Let $a \in \mathbb{C}$ be algebraic over $\mathbb{Q}$ and $F \subseteq \mathbb{C}$ be a subfield of $\mathbb{C}$.
I'm trying to prove that $[F(a):F] \leq [\mathbb{Q}(a):\mathbb{Q}]$ (where $F(a) := \mathbb{Q}(F\cup\left\{ {a}\right\}))$ and deduce from this that the set of complex numbers which are algebraic over the rationals is a subfield of $\mathbb{C}$.
For the first part, I guess $a$ has to be algebraic to ensure the two degrees are finite. Now as $F$ is a field, certainly $\mathbb{Q} \subseteq F$. Then I've tried thinking in terms of minimal polynomials but I get completely confused and dont really see how to provide a rigorous proof... Also, I don't really see how I could use such a result to show the last part.

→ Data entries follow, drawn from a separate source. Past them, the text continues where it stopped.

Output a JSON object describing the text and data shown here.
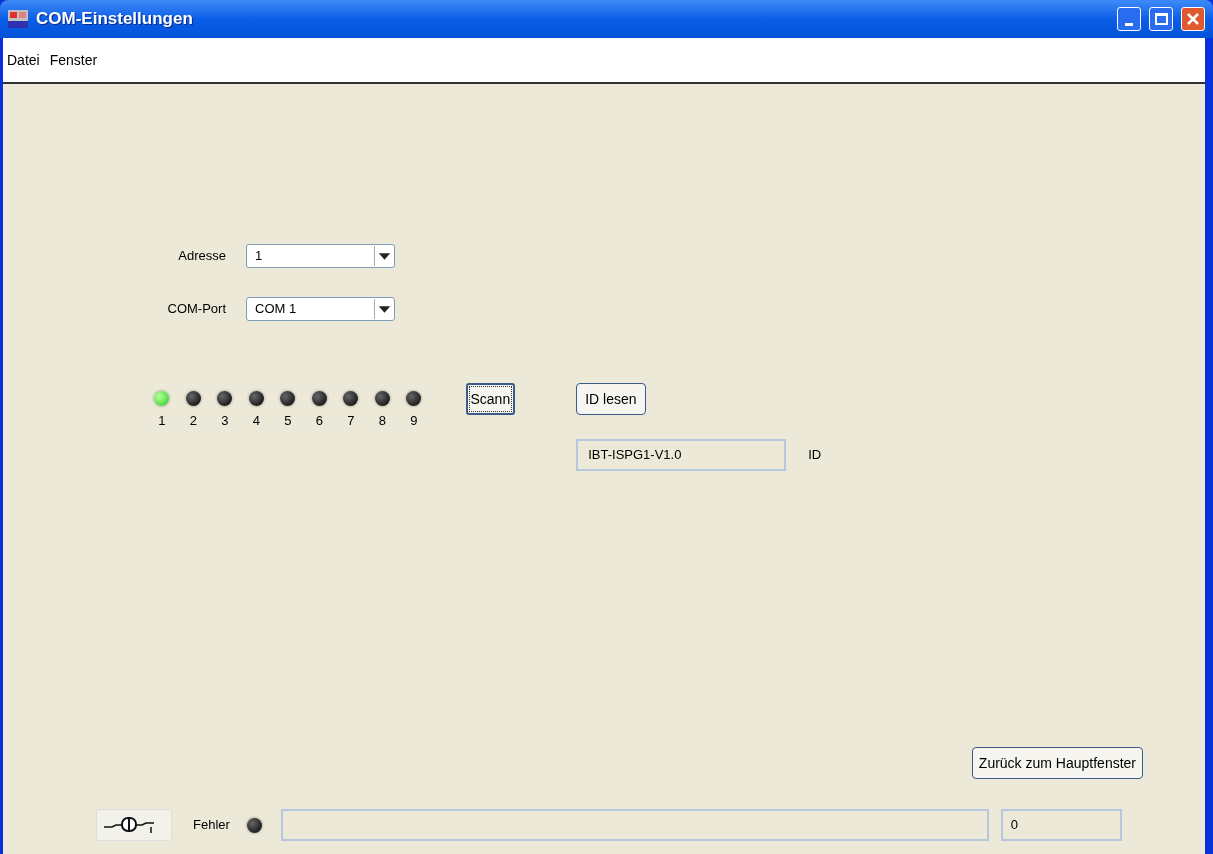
{
  "window": {
    "title": "COM-Einstellungen"
  },
  "menu": [
    "Datei",
    "Fenster"
  ],
  "fields": [
    {
      "label": "Adresse",
      "value": "1"
    },
    {
      "label": "COM-Port",
      "value": "COM 1"
    }
  ],
  "leds": [
    {
      "label": "1",
      "on": true
    },
    {
      "label": "2",
      "on": false
    },
    {
      "label": "3",
      "on": false
    },
    {
      "label": "4",
      "on": false
    },
    {
      "label": "5",
      "on": false
    },
    {
      "label": "6",
      "on": false
    },
    {
      "label": "7",
      "on": false
    },
    {
      "label": "8",
      "on": false
    },
    {
      "label": "9",
      "on": false
    }
  ],
  "scan_button": "Scann",
  "id_button": "ID lesen",
  "id_field": {
    "value": "IBT-ISPG1-V1.0",
    "label": "ID"
  },
  "back_button": "Zurück zum Hauptfenster",
  "status": {
    "error_label": "Fehler",
    "error_on": false,
    "count": "0"
  }
}
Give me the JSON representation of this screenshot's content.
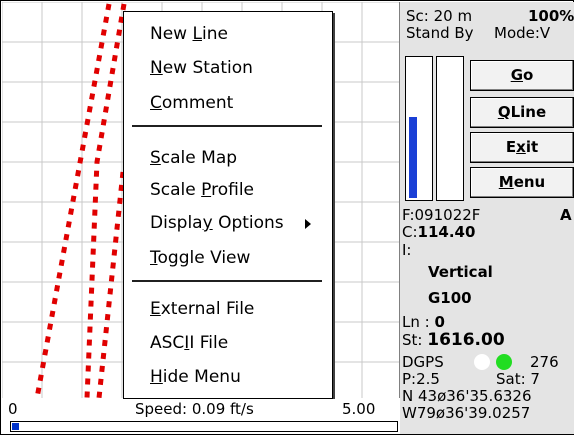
{
  "map": {
    "track_color": "#e00000",
    "grid_color": "#c8c8c8"
  },
  "popup_menu": {
    "items": [
      {
        "pre": "New ",
        "key": "L",
        "post": "ine"
      },
      {
        "pre": "",
        "key": "N",
        "post": "ew Station"
      },
      {
        "pre": "",
        "key": "C",
        "post": "omment"
      },
      {
        "pre": "",
        "key": "S",
        "post": "cale Map"
      },
      {
        "pre": "Scale ",
        "key": "P",
        "post": "rofile"
      },
      {
        "pre": "Displa",
        "key": "y",
        "post": " Options"
      },
      {
        "pre": "",
        "key": "T",
        "post": "oggle View"
      },
      {
        "pre": "",
        "key": "E",
        "post": "xternal File"
      },
      {
        "pre": "ASC",
        "key": "I",
        "post": "I File"
      },
      {
        "pre": "",
        "key": "H",
        "post": "ide Menu"
      }
    ],
    "submenu_item_index": 5
  },
  "speed_bar": {
    "min_label": "0",
    "readout": "Speed: 0.09 ft/s",
    "max_label": "5.00",
    "level": 0.018,
    "fill_color": "#0033cc"
  },
  "panel": {
    "scale_label": "Sc:  20 m",
    "zoom": "100%",
    "status": "Stand By",
    "mode": "Mode:V",
    "bar_left_level": 0.58,
    "bar_right_level": 0.0,
    "buttons": {
      "go": {
        "pre": "",
        "key": "G",
        "post": "o"
      },
      "qline": {
        "pre": "",
        "key": "Q",
        "post": "Line"
      },
      "exit": {
        "pre": "E",
        "key": "x",
        "post": "it"
      },
      "menu": {
        "pre": "",
        "key": "M",
        "post": "enu"
      }
    },
    "file_label": "F:091022F",
    "file_flag": "A",
    "c_prefix": "C:",
    "c_value": "114.40",
    "i_label": "I:",
    "orientation": "Vertical",
    "instrument": "G100",
    "ln_prefix": "Ln : ",
    "ln_value": "0",
    "st_prefix": "St: ",
    "st_value": "1616.00",
    "dgps_label": "DGPS",
    "dgps_value": "276",
    "dot_white": "#ffffff",
    "dot_green": "#22dd22",
    "pdop": "P:2.5",
    "sat": "Sat: 7",
    "lat": "N 43ø36'35.6326",
    "lon": "W79ø36'39.0257"
  }
}
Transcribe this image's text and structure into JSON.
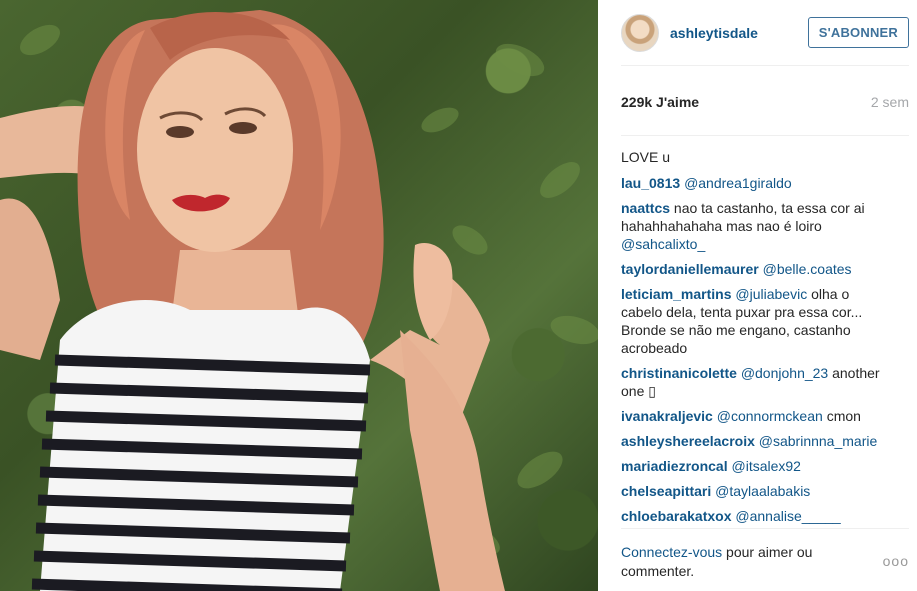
{
  "post": {
    "username": "ashleytisdale",
    "follow_label": "S'ABONNER",
    "likes": "229k J'aime",
    "time_ago": "2 sem",
    "caption": "LOVE u"
  },
  "comments": [
    {
      "user": "lau_0813",
      "mention": "@andrea1giraldo",
      "text": ""
    },
    {
      "user": "naattcs",
      "mention": "",
      "text": "nao ta castanho, ta essa cor ai hahahhahahaha mas nao é loiro",
      "mention_after": "@sahcalixto_"
    },
    {
      "user": "taylordaniellemaurer",
      "mention": "@belle.coates",
      "text": ""
    },
    {
      "user": "leticiam_martins",
      "mention": "@juliabevic",
      "text": "olha o cabelo dela, tenta puxar pra essa cor... Bronde se não me engano, castanho acrobeado"
    },
    {
      "user": "christinanicolette",
      "mention": "@donjohn_23",
      "text": "another one ▯"
    },
    {
      "user": "ivanakraljevic",
      "mention": "@connormckean",
      "text": "cmon"
    },
    {
      "user": "ashleyshereelacroix",
      "mention": "@sabrinnna_marie",
      "text": ""
    },
    {
      "user": "mariadiezroncal",
      "mention": "@itsalex92",
      "text": ""
    },
    {
      "user": "chelseapittari",
      "mention": "@taylaalabakis",
      "text": ""
    },
    {
      "user": "chloebarakatxox",
      "mention": "@annalise_____",
      "text": ""
    }
  ],
  "footer": {
    "login_link": "Connectez-vous",
    "login_text": " pour aimer ou commenter.",
    "more_icon": "ellipsis-icon",
    "more_glyph": "ooo"
  },
  "colors": {
    "link": "#125688",
    "follow": "#3f729b",
    "muted": "#a5a7aa"
  }
}
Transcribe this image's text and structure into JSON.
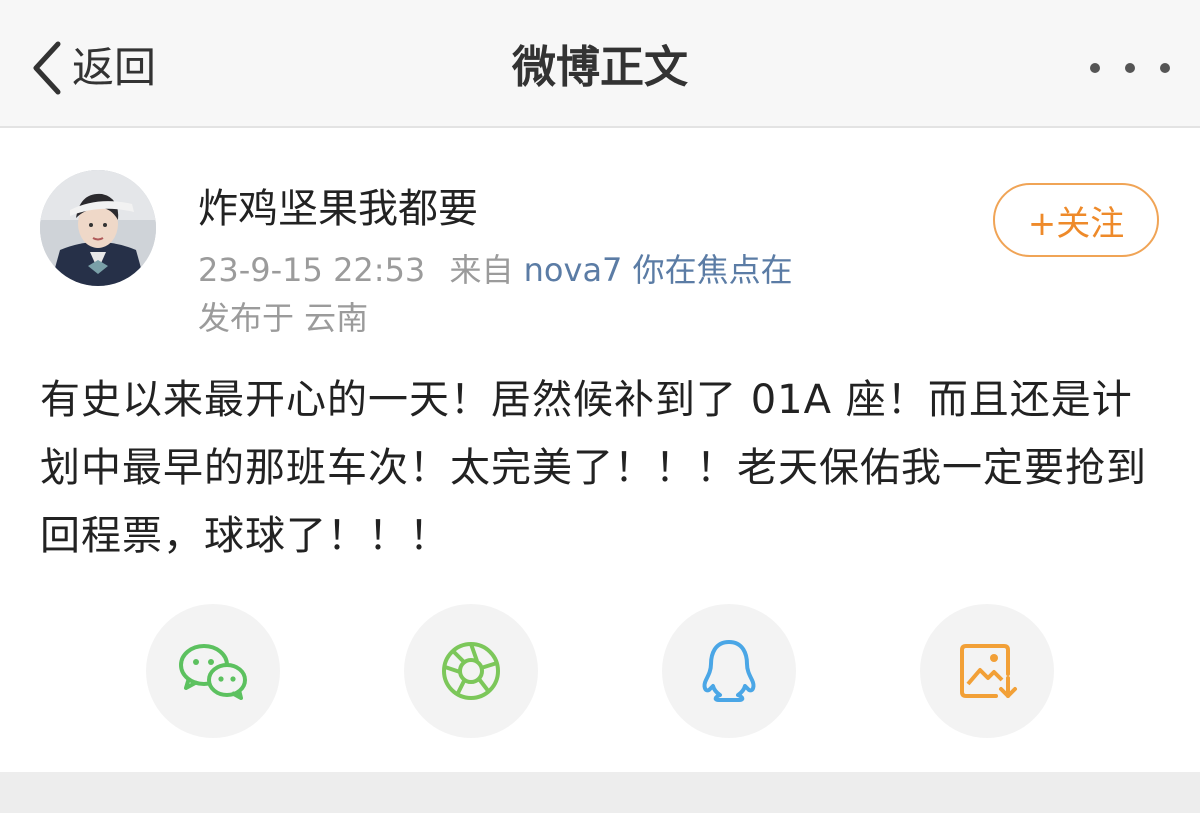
{
  "header": {
    "back_label": "返回",
    "title": "微博正文"
  },
  "author": {
    "name": "炸鸡坚果我都要",
    "timestamp": "23-9-15 22:53",
    "source_prefix": "来自",
    "source_name": "nova7 你在焦点在",
    "location": "发布于 云南",
    "follow_label": "+关注"
  },
  "post": {
    "text": "有史以来最开心的一天！居然候补到了 01A 座！而且还是计划中最早的那班车次！太完美了！！！老天保佑我一定要抢到回程票，球球了！！！"
  },
  "share": [
    {
      "icon": "wechat-icon",
      "color": "#5cc15f"
    },
    {
      "icon": "moments-icon",
      "color": "#7cc75a"
    },
    {
      "icon": "qq-icon",
      "color": "#4aa6e6"
    },
    {
      "icon": "save-image-icon",
      "color": "#f2a037"
    }
  ],
  "colors": {
    "accent": "#ee8a2a",
    "link": "#5b7ca5",
    "muted": "#9b9b9b"
  }
}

I've been going round and round about this and got no result, could you hint me please? It would really help me as I'm only starting to read about field extensions and am not familiar with them!
Thank you!
If $K\subset \Omega$ is a field extension, and $a \in \Omega$, then
$$[K(a) : K] = \left\{ \begin{matrix} \mbox{degree of the minimal polynomial of $a$ over $K$} & \mbox{if $a$ is algebraic} \\ \infty & \mbox{otherwise} \end{matrix} \right. $$
Given this preliminary lemma, the exercise now is trivial.
If $a \in \mathbb{C}$ is algebraic (over $\mathbb{Q}$), then it is algebraic over $F$. Let $m \in \mathbb{Q}[X]$ be its minimal polynomial over $\mathbb{Q}$ , and $n \in F[X]$ be its minimal polynomial over $F$.
But $\mathbb{Q}[X] \subset F[X]$, so $n$ divides $m$, and in particular its degree is smaller.
As for the second part: let $a,b \in \mathbb{C}\setminus \{ 0\}$ algebraic. Then $a+b, a-b, ab, a/b \in \mathbb{Q}(a,b)$ We want to show that they are algebraic. It is sufficient to show that $[\mathbb{Q}(a,b) : \mathbb{Q}] < \infty$. And now $$[\mathbb{Q}(a,b) : \mathbb{Q}] = [\mathbb{Q}(a,b) : \mathbb{Q}(a)] \cdot [\mathbb{Q}(a) : \mathbb{Q}] \leq [\mathbb{Q}(b) : \mathbb{Q}] \cdot [\mathbb{Q}(a) : \mathbb{Q}]$$ hence it is finite.